Permukaan air waduk pada saat berada pada kurva atau (di bawah Kurva
Aturan Bawah Kritis), maka air irigasi tidak akan dipasok namun kebutuhan untuk
air baku air minum dan pemeliharaan lingkungan harus tetap dilayani secara
penuh.
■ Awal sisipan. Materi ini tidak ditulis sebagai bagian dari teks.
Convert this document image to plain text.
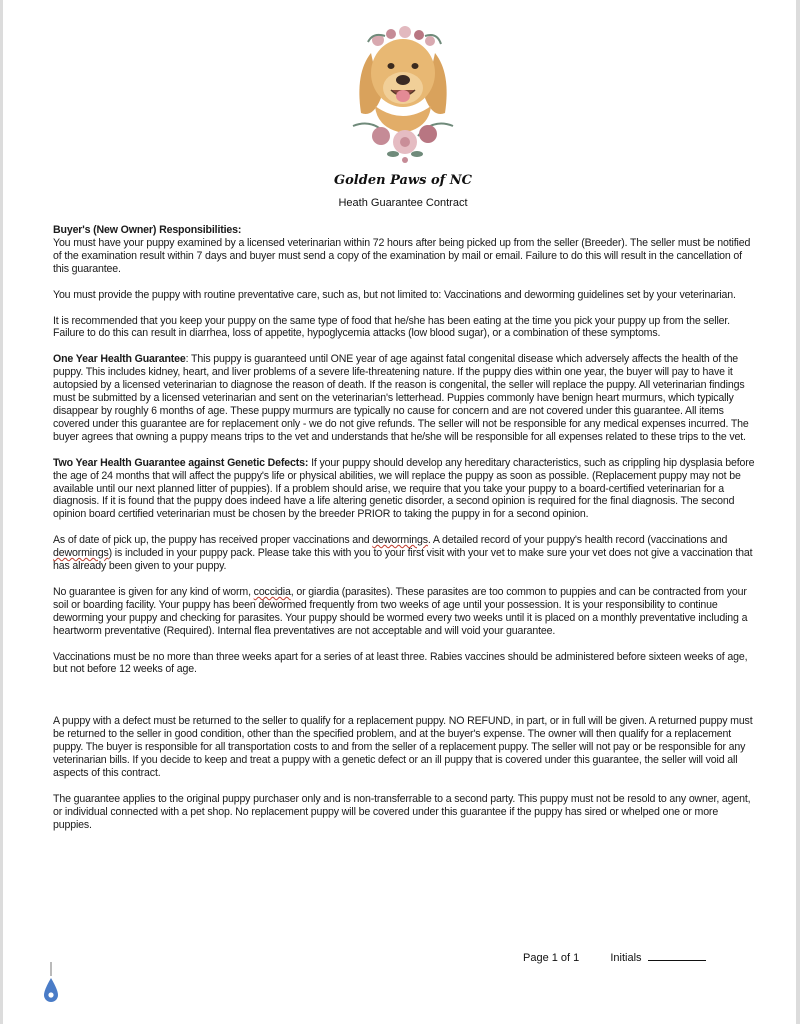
Golden Paws of NC
Heath Guarantee Contract

Buyer's (New Owner) Responsibilities:
You must have your puppy examined by a licensed veterinarian within 72 hours after being picked up from the seller (Breeder). The seller must be notified of the examination result within 7 days and buyer must send a copy of the examination by mail or email. Failure to do this will result in the cancellation of this guarantee.

You must provide the puppy with routine preventative care, such as, but not limited to: Vaccinations and deworming guidelines set by your veterinarian.

It is recommended that you keep your puppy on the same type of food that he/she has been eating at the time you pick your puppy up from the seller. Failure to do this can result in diarrhea, loss of appetite, hypoglycemia attacks (low blood sugar), or a combination of these symptoms.

One Year Health Guarantee: This puppy is guaranteed until ONE year of age against fatal congenital disease which adversely affects the health of the puppy. This includes kidney, heart, and liver problems of a severe life-threatening nature. If the puppy dies within one year, the buyer will pay to have it autopsied by a licensed veterinarian to diagnose the reason of death. If the reason is congenital, the seller will replace the puppy. All veterinarian findings must be submitted by a licensed veterinarian and sent on the veterinarian's letterhead. Puppies commonly have benign heart murmurs, which typically disappear by roughly 6 months of age. These puppy murmurs are typically no cause for concern and are not covered under this guarantee. All items covered under this guarantee are for replacement only - we do not give refunds. The seller will not be responsible for any medical expenses incurred. The buyer agrees that owning a puppy means trips to the vet and understands that he/she will be responsible for all expenses related to these trips to the vet.

Two Year Health Guarantee against Genetic Defects: If your puppy should develop any hereditary characteristics, such as crippling hip dysplasia before the age of 24 months that will affect the puppy's life or physical abilities, we will replace the puppy as soon as possible. (Replacement puppy may not be available until our next planned litter of puppies). If a problem should arise, we require that you take your puppy to a board-certified veterinarian for a diagnosis. If it is found that the puppy does indeed have a life altering genetic disorder, a second opinion is required for the final diagnosis. The second opinion board certified veterinarian must be chosen by the breeder PRIOR to taking the puppy in for a second opinion.

As of date of pick up, the puppy has received proper vaccinations and dewormings. A detailed record of your puppy's health record (vaccinations and dewormings) is included in your puppy pack. Please take this with you to your first visit with your vet to make sure your vet does not give a vaccination that has already been given to your puppy.

No guarantee is given for any kind of worm, coccidia, or giardia (parasites). These parasites are too common to puppies and can be contracted from your soil or boarding facility. Your puppy has been dewormed frequently from two weeks of age until your possession. It is your responsibility to continue deworming your puppy and checking for parasites. Your puppy should be wormed every two weeks until it is placed on a monthly preventative including a heartworm preventative (Required). Internal flea preventatives are not acceptable and will void your guarantee.

Vaccinations must be no more than three weeks apart for a series of at least three. Rabies vaccines should be administered before sixteen weeks of age, but not before 12 weeks of age.

A puppy with a defect must be returned to the seller to qualify for a replacement puppy. NO REFUND, in part, or in full will be given. A returned puppy must be returned to the seller in good condition, other than the specified problem, and at the buyer's expense. The owner will then qualify for a replacement puppy. The buyer is responsible for all transportation costs to and from the seller of a replacement puppy. The seller will not pay or be responsible for any veterinarian bills. If you decide to keep and treat a puppy with a genetic defect or an ill puppy that is covered under this guarantee, the seller will void all aspects of this contract.

The guarantee applies to the original puppy purchaser only and is non-transferrable to a second party. This puppy must not be resold to any owner, agent, or individual connected with a pet shop. No replacement puppy will be covered under this guarantee if the puppy has sired or whelped one or more puppies.

Page 1 of 1	Initials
Penggunaan air untuk pembangkit listrik tergantung pada pengeluaran air
dari waduk tersebut.
D. Tujuan Penelitian
1. Melakukan analisis neraca air untuk mengetahui ketersediaan air Waduk
Batutegi dalam memenuhi kebutuhan air di D.I Sekampung Sistem, PLTA
dan air baku.
2. Mendapatkan pengaturan air (release) waduk yang optimal dengan
memperhatikan sifat fluktuasi inflow menggunakan Program Linier
Deterministik, sehingga diharapkan dapat meningkatkan kinerja Waduk
Batutegi dalam pemenuhan kebutuhan air.
3. Menghasilkan pedoman operasi waduk dengan kurva acuan (rule curve)
yang sesuai untuk mendukung kinerja operasi Waduk Batutegi.
14
E. Manfaat Penelitian
1. Memberikan informasi atau gambaran mengenai kondisi permasalahan
Waduk Batutegi, sehingga dapat memberikan evaluasi serta rekomendasi
dalam rangka meningkatkan pemanfaatan, pengelolaan dan pengembangan
potensi sumberdaya air Waduk Batutegi.
2. Menyeimbangkan permintaan (irigasi, PLTA, air baku) dengan
ketersediaan air, melalui pengaturan alokasi air yang sesuai sehingga
mendapatkan hasil kinerja semaksimal mungkin.
F. Batasan Penelitian
Penelitian ini diberikan batasan-batasan masalah agar lebih memfokuskan
tujuan akan penelitian ini, adapun beberapa batasan dalam penelitian ini antara
lain:
1. Lokasi penelitian ini dilakukan di Waduk Batutegi dan daerah
pendistribusian irigasi, suplai energi listrik dan air baku, tetapi belum
mempertimbangkan analisis dampak lingkungan dan sosial.
2. Penelitian ini difokuskan pada pola pengoperasian Waduk Batutegi secara
optimal dari segi aspek pendayagunaan dan perekonomian berupa
kebutuhan air irigasi, pembangkit listrik tenaga air (PLTA), serta penyedia
air baku untuk kebutuhan domestik.
3. Pemodelan optimasinya menggunakan pendekatan secara deterministik.
4. Mencapai tujuan dan fungsi sebagaimana telah disebutkan di atas maka
Bendungan Betutegi dilengkapi dengan pedoman operasional
15
pemeliharaan waduk dan bendungan dalam 3 (tiga) pola operasi menurut
keadaan curah hujan, yaitu pola operasi tahun basah, pola operasi tahun
normal, dan pola operasi tahun kering.
5. Tidak melakukan kajian mengenai budidaya tanam dan kajian mengenai
kebutuhan PLN secara rinci.
6. Mengenai skala proiritas penyediaan sumberdaya air untuk memenuhi
berbagai kebutuhan diatur dalam UU No.7 Tahun 2004 pasal 29.